While terms like 'flexible', 'remote' and 'hybrid' were starting to creep their way into job descriptions from around 2015, the COVID-19 pandemic accelerated their use exponentially. And, it changed talents’ expectations.

Over two years since the first lockdown in the UK saw the majority of the workforce go home one evening and not go back (either for a long time or at all), this is still one hotly debated topic that it seems we can't agree on.

LinkedIn polls and survey findings aside, you'd be hard-pressed to go a week without seeing or hearing opinions about business' approach to this new working structure. And it's permanently changing how companies are hiring and operating.


Remote Working

Ask any business owner or leader about remote working, and you could receive any manner of responses. Some remain vehemently in support of it. Some remain vehemently against it.

For the cons, reasons cited range from 'diluting company culture' to 'productivity isn't as good' (an argument which has widely been debunked). The fear that brands will lose their *spark* as a result of 100% at-home working is very real, particularly for investors concerned about how business' internal and external brands reflect one another.

Ask any professional, and most of them say they want at least some time working from home. We could list the reasons why, but it's likely you've already heard them 10 times over. And in an environment where talent really is holding the cards, it's clear that businesses need to listen and adapt in order to survive - let alone thrive.

100% remote working might seem like a clear-cut answer but many still have concerns - particularly over workforce wellbeing. It isn't only feeling 'switched on' for greater periods of time, and blurred boundaries, but social isolation for many, and the pressure to connect with clients, stakeholders and colleagues over a screen.

Onboarding is also incredibly challenging for new hires and their teams and managers. Combine the pressures of any new role with the challenge of doing so without ever seeing your team in-person, and businesses do risk investing in talent which isn't sustainable.


Office Working

Ok, so most businesses no longer require teams to come into the office every day.

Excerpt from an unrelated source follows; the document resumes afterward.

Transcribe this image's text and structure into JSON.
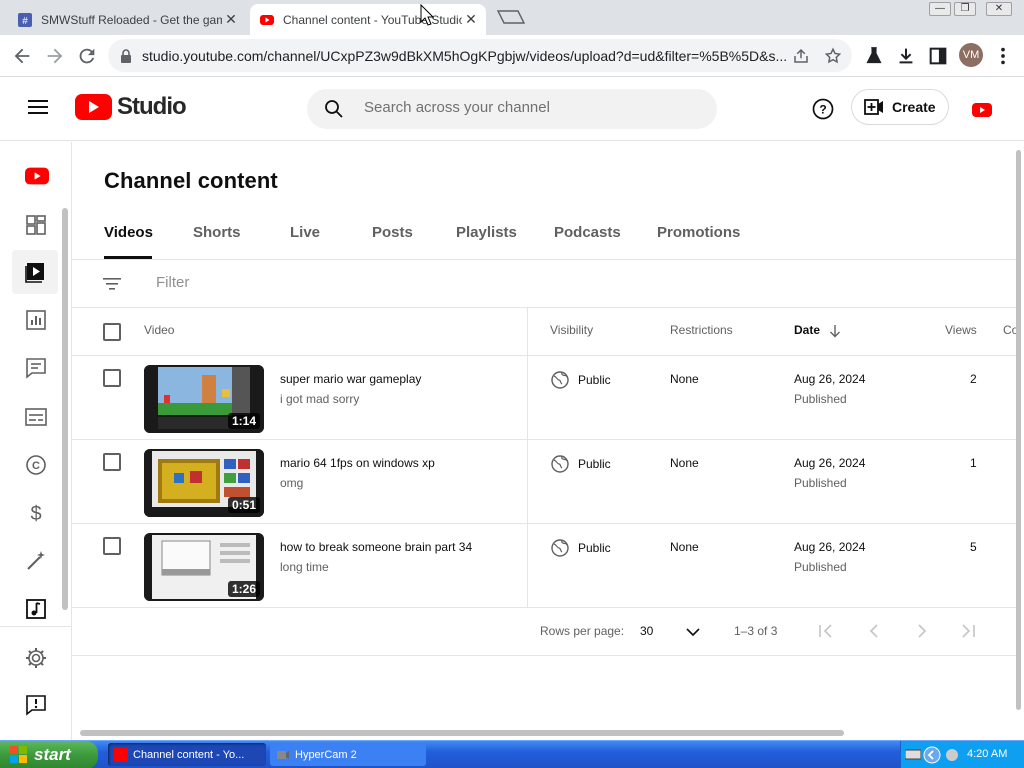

However, there are still some companies who are risking talent loss, and asking their workforce to return to the traditional 9 to 5 / 5 days a week model. There are notable obstacles to this, and the commute, cost and other factors aside, a major issue with full time office work is accessibility.

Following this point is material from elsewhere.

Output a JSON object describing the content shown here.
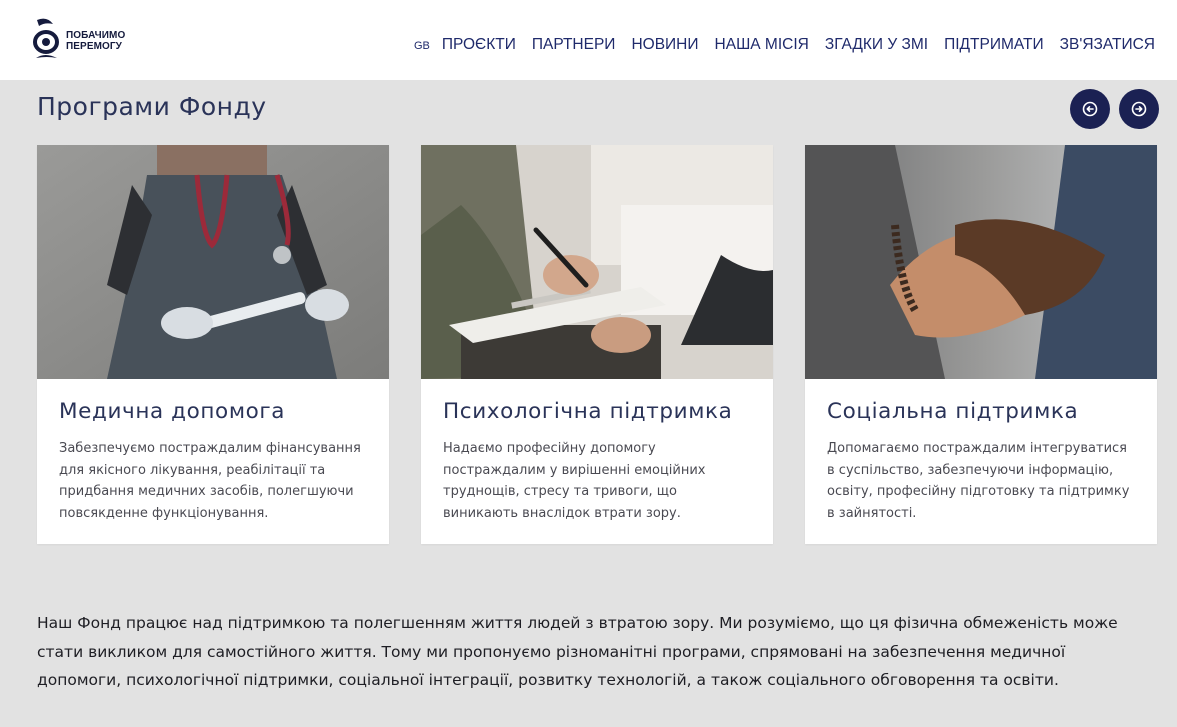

Whether it's parents or someone with a dependent, professionals living with a disability or long-term health condition, or neurodiverse individuals, the shift to remote working enabled a wider pool of talent to look at - and move up - the career ladder in a different way.

For many, even a single full day in the office can have a longer-term impact. And that's not even touching on the cost implications (including things like childcare).

From a business and individual perspective, there are significant overhead costs associated with office working. The pros - in-person networking, local economy boost, perceived social interaction, company culture, even incentives to support with the living cost crisis - aren't weighty enough for most professionals, and businesses are losing out.


Hybrid Working

So a hybrid approach to work is the only natural solution, right? Not quite as simple as that.

Combining time in the office and the option to work from home may seem like the perfect balance, but the problem with a hybrid model is that it means something different to different people.

For a young professional living 20 minutes away from your HQ, coming into the office two or three times a week isn't going to be too much of a struggle (generally speaking). But someone with a dependent who lives on the outskirts may look at that as a dealbreaker. Which is precisely the situation many corporations have been facing this past year.

Then there's the question of talent. Acquisition and retention has been a staple discussion for organisations since mid-2021, when The Great Resignation seemingly stripped the talent pool dry.

The solution for many businesses has been to tap into a much wider talent pool, either for permanent employees or freelance support. This has provided some much-needed relief for leaders and teams alike, but the end result has meant that some talent have the option of working remotely full time, while others are still obliged to come into the office. Not the best message for your internal brand.


Consulting Your Employees

If this is all sounding like there's no right solution, it's because there isn't. But there could well be a right solution for your business.

Your venture's operational structure is a unique, organic thing that needs to evolve over time. We know you get that. But it's never been so vital to look critically at your company's needs and objectives, and analyse how to align those with the needs and objectives of your workforce.

The best first step? Speak with your employees. If you're a larger company, an internal survey which presents all angles will help your HR team assess the true nature in a more meaningful way.

If you're a smaller firm, an anonymous survey could still support responses which are true and accurate, but your team may be open to discussing it 1-2-1. Which is ultimately the staple of a healthy company culture - and what all businesses should aim for.